Ce voyage est politiquement malheureux, il met vraiment l’épiscopat en difficulté, il complique les relations entre l’Église et l’État. Il divise aussi la communauté catholique entre le groupe enthousiaste assez important, mais peu sensible aux analyses politiques, et un groupe significatif très frustré et assez en colère. Quelles en seront les conséquences à plus long terme pour l’Église en Belgique ? Il est difficile de le prévoir.

Ignace Berten – 1er octobre 2024


 

[1] Selon un témoin de sa rencontre avec des victimes des abus sexuels par des prêtres ou religieux, interpellé par une personne apparemment transgenre à propos des LGBTQIA+, François a fait montre d’un total respect. « Il a parlé de l’égale dignité des enfants de Dieu et il a répondu à cette personne avec la même empathie qu’envers les autres. » (Publié dans Cathobel.)

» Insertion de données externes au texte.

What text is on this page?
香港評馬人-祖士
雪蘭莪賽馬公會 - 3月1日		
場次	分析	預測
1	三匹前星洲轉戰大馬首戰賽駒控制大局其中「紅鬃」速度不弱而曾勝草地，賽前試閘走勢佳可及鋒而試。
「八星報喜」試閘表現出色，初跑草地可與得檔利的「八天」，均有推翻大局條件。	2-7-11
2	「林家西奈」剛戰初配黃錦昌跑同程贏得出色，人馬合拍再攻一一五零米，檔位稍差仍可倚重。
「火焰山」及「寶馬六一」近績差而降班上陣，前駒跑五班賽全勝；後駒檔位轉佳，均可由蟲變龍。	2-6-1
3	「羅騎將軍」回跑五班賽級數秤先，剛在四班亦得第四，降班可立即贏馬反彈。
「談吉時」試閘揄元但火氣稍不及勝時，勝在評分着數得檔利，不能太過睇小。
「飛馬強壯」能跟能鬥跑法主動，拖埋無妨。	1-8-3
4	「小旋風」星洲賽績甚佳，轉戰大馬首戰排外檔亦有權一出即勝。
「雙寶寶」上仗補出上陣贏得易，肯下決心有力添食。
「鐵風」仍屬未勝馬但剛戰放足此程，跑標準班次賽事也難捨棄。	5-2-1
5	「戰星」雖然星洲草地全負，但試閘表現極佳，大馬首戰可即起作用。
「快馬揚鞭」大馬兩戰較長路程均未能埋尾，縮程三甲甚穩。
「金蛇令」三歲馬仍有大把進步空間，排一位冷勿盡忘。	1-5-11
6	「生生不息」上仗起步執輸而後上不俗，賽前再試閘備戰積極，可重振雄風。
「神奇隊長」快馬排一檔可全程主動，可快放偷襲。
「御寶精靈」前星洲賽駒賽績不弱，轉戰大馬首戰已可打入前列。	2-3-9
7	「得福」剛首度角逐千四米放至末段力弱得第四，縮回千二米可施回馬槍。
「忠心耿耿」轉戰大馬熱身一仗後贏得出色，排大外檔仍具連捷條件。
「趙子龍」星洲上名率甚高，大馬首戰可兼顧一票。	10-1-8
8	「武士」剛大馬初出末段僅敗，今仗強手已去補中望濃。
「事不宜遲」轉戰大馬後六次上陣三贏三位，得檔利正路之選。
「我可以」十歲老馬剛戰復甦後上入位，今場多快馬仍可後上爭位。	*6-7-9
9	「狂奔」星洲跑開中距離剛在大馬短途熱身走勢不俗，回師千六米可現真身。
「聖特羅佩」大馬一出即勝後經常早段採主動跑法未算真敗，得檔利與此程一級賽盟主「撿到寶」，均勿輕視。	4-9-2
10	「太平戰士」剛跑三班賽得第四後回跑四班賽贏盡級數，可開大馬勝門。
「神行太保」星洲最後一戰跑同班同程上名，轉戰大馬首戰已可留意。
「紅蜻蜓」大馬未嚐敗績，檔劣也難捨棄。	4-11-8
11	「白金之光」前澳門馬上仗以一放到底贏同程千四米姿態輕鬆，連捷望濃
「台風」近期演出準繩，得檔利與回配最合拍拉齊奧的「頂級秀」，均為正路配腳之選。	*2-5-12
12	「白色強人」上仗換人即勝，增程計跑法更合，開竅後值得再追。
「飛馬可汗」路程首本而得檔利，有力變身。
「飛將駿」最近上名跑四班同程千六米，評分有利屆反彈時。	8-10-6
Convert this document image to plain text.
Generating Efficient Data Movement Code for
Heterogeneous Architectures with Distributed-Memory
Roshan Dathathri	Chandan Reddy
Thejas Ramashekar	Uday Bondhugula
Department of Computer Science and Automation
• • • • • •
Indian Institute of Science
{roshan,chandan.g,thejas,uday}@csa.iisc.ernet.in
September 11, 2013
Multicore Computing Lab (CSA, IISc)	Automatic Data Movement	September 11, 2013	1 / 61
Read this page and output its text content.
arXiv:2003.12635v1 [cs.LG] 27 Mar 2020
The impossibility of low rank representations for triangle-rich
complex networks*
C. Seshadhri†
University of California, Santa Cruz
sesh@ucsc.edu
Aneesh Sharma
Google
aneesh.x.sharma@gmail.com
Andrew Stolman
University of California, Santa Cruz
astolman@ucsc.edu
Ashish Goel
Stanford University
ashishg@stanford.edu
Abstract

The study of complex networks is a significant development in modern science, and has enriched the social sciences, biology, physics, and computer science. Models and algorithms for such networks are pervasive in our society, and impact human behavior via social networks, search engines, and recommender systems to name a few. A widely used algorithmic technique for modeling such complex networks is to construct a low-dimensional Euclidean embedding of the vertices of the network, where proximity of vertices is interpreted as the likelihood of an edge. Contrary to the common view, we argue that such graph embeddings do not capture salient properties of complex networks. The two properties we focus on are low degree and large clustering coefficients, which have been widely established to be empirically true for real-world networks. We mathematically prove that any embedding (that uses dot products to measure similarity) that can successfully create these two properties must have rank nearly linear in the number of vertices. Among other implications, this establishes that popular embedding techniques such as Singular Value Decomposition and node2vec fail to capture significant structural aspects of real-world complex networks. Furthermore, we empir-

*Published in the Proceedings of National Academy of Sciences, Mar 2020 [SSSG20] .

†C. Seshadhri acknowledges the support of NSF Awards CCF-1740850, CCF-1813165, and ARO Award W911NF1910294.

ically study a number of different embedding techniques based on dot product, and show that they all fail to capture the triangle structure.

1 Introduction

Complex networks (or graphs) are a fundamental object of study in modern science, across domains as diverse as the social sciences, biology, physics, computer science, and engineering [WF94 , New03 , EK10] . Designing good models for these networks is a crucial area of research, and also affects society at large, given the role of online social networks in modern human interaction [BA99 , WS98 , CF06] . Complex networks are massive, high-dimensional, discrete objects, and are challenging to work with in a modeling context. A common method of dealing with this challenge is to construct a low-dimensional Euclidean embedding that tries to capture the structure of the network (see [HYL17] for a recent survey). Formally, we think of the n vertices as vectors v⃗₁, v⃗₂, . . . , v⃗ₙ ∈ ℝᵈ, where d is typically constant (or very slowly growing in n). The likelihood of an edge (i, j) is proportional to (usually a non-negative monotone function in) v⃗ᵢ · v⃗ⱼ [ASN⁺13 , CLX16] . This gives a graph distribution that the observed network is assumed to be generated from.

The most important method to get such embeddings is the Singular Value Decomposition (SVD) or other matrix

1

[2] Petit rappel : en 1990 le Parlement a voté à très forte majorité une loi ouvrant la possibilité légale de la pratique de l’avortement à certaines conditions. Le roi Baudouin a refusé de la signer, condition constitutionnelle pour la valider. On a trouvé une astuce ; il s’est mis en état d’incapacité de gouverner pendant 36 heures, cas prévu par la constitution : alors c’est le Parlement qui prend le relais.

[3] Le docteur Maxime Fastrez, président du Collège royal des gynécologues-obstétriciens de langue française, s’est exprimé clairement à ce sujet le 30 septembre : « Dire que les médecins qui pratiquent l’avortement sont des tueurs à gage, que l’avortement est un meurtre et que les lois qui l’ont dépénalisé sont criminelles, vraiment, les bras m’en tombent ! Je ne sais pas quel mot utiliser tout en restant poli. Je suis outré, dépité, non seulement par ces propos du pape – à qui je ne comprends d’ailleurs pas qu’on ait donné une telle tribune alors qu’on connaît son positionnement ‒ mais aussi par le momentum, qui n’est certainement pas un hasard. » (Il y a débat actuellement pour prolonger de douze à dix-huit semaines le délai pour effectuer un avortement.)

Crédit photo
Claude Truong-Ngoc / Wikimedia Commons - CC BY-SA 3.0

Ignace Berten est un dominicain et théologien belge, né à Bruxelles en 1940. Il est entré chez les Dominicains en 1958 et a consacré sa vie à des missions apostoliques et théologiques variées. Il a été professeur à l’Institut international Lumen Vitae à Bruxelles et a travaillé comme formateur en milieux populaires en Belgique. Ignace Berten est également connu pour ses nombreuses publications sur des questions de foi et d’éthique. Son ouvrage le plus récent, “Quand la vie déplace la pensée croyante”, revisite ses plus de cinquante ans d’engagements et montre comment ses expériences ont influencé sa compréhension de la foi chrétienne.